I can't explain how much I hate simulation theory. As a thought experiment? Fine. It's interesting to think of the universe in the context of code and logic. But as a driving philosophy of reality? Pointless.

Most proponents of simulation theory will say it's impossible to prove the universe is a simulation, because we exist inside it. Then who cares? There obviously must exist a non-simulated universe for the mega computer we're all running on to inhabit, so it's a pointless step along finding the true nature if reality. It's stoner solipsism for guys that buy nfts. It's the "it was all a dream" ending of philosophy.

[–] inb4_FoundTheVegan@lemmy.world 32 points 1 week ago (2 children)

Simulation theory is the long way around to creationism for atheists.

Creationism usually implies the creator put a lot of thought, care, and love into the creation. Knowing what I do of software development, fucking lol.

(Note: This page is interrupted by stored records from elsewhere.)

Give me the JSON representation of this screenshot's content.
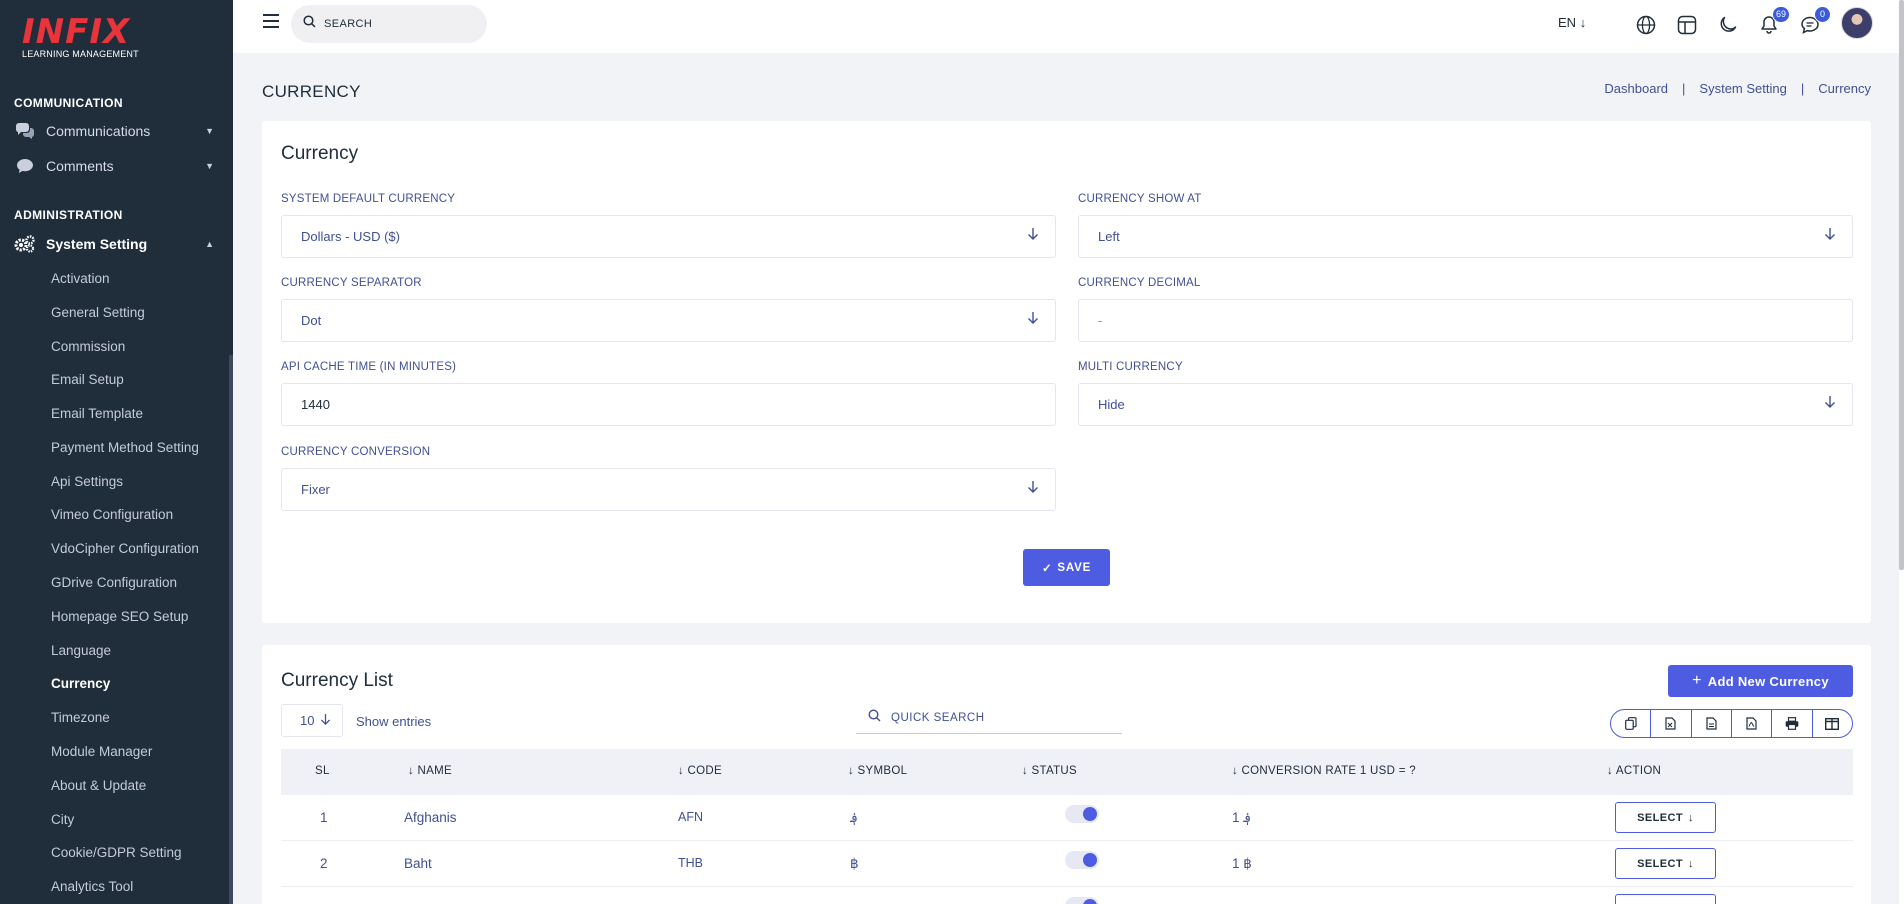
{
  "brand": {
    "logo_text": "INFIX",
    "tagline": "LEARNING MANAGEMENT"
  },
  "sidebar": {
    "section_communication": "COMMUNICATION",
    "communications": "Communications",
    "comments": "Comments",
    "section_administration": "ADMINISTRATION",
    "system_setting": "System Setting",
    "items": [
      {
        "label": "Activation"
      },
      {
        "label": "General Setting"
      },
      {
        "label": "Commission"
      },
      {
        "label": "Email Setup"
      },
      {
        "label": "Email Template"
      },
      {
        "label": "Payment Method Setting"
      },
      {
        "label": "Api Settings"
      },
      {
        "label": "Vimeo Configuration"
      },
      {
        "label": "VdoCipher Configuration"
      },
      {
        "label": "GDrive Configuration"
      },
      {
        "label": "Homepage SEO Setup"
      },
      {
        "label": "Language"
      },
      {
        "label": "Currency"
      },
      {
        "label": "Timezone"
      },
      {
        "label": "Module Manager"
      },
      {
        "label": "About & Update"
      },
      {
        "label": "City"
      },
      {
        "label": "Cookie/GDPR Setting"
      },
      {
        "label": "Analytics Tool"
      }
    ],
    "active_item": "Currency"
  },
  "header": {
    "search_placeholder": "SEARCH",
    "language": "EN",
    "notifications_count": "69",
    "messages_count": "0"
  },
  "page": {
    "title": "CURRENCY",
    "breadcrumb": [
      "Dashboard",
      "System Setting",
      "Currency"
    ]
  },
  "form": {
    "title": "Currency",
    "system_default_currency_label": "SYSTEM DEFAULT CURRENCY",
    "system_default_currency_value": "Dollars - USD ($)",
    "currency_show_at_label": "CURRENCY SHOW AT",
    "currency_show_at_value": "Left",
    "currency_separator_label": "CURRENCY SEPARATOR",
    "currency_separator_value": "Dot",
    "currency_decimal_label": "CURRENCY DECIMAL",
    "currency_decimal_placeholder": "-",
    "api_cache_label": "API CACHE TIME (IN MINUTES)",
    "api_cache_value": "1440",
    "multi_currency_label": "MULTI CURRENCY",
    "multi_currency_value": "Hide",
    "currency_conversion_label": "CURRENCY CONVERSION",
    "currency_conversion_value": "Fixer",
    "save_label": "SAVE"
  },
  "list": {
    "title": "Currency List",
    "add_label": "Add New Currency",
    "per_page": "10",
    "show_entries": "Show entries",
    "quick_search_placeholder": "QUICK SEARCH",
    "columns": {
      "sl": "SL",
      "name": "NAME",
      "code": "CODE",
      "symbol": "SYMBOL",
      "status": "STATUS",
      "rate": "CONVERSION RATE 1 USD = ?",
      "action": "ACTION"
    },
    "rows": [
      {
        "sl": "1",
        "name": "Afghanis",
        "code": "AFN",
        "symbol": "؋",
        "status": true,
        "rate": "1 ؋",
        "action": "SELECT"
      },
      {
        "sl": "2",
        "name": "Baht",
        "code": "THB",
        "symbol": "฿",
        "status": true,
        "rate": "1 ฿",
        "action": "SELECT"
      }
    ]
  },
  "colors": {
    "accent": "#4d5ce0",
    "sidebar_bg": "#202e3b",
    "text": "#415094",
    "logo_red": "#e8343a"
  }
}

Yes, kind of, but I don't think that's necessarily a point against it. "Why are we here? / Why is the universe here?" is one of the big interesting questions that still doesn't have a good answer, and I think thinking about possible answers to the big questions is one of the ways we push the envelope of what we do know. This particular paper seems like a not-that-interesting result using our current known-to-be-incomplete understanding of quantum gravity, and the claim that it somehow "disproves" the simulation hypothesis is some rank unscientific nonsense that IMO really shouldn't have been accepted by a scientific journal, but I think the question it poorly attempts to answer is an interesting one.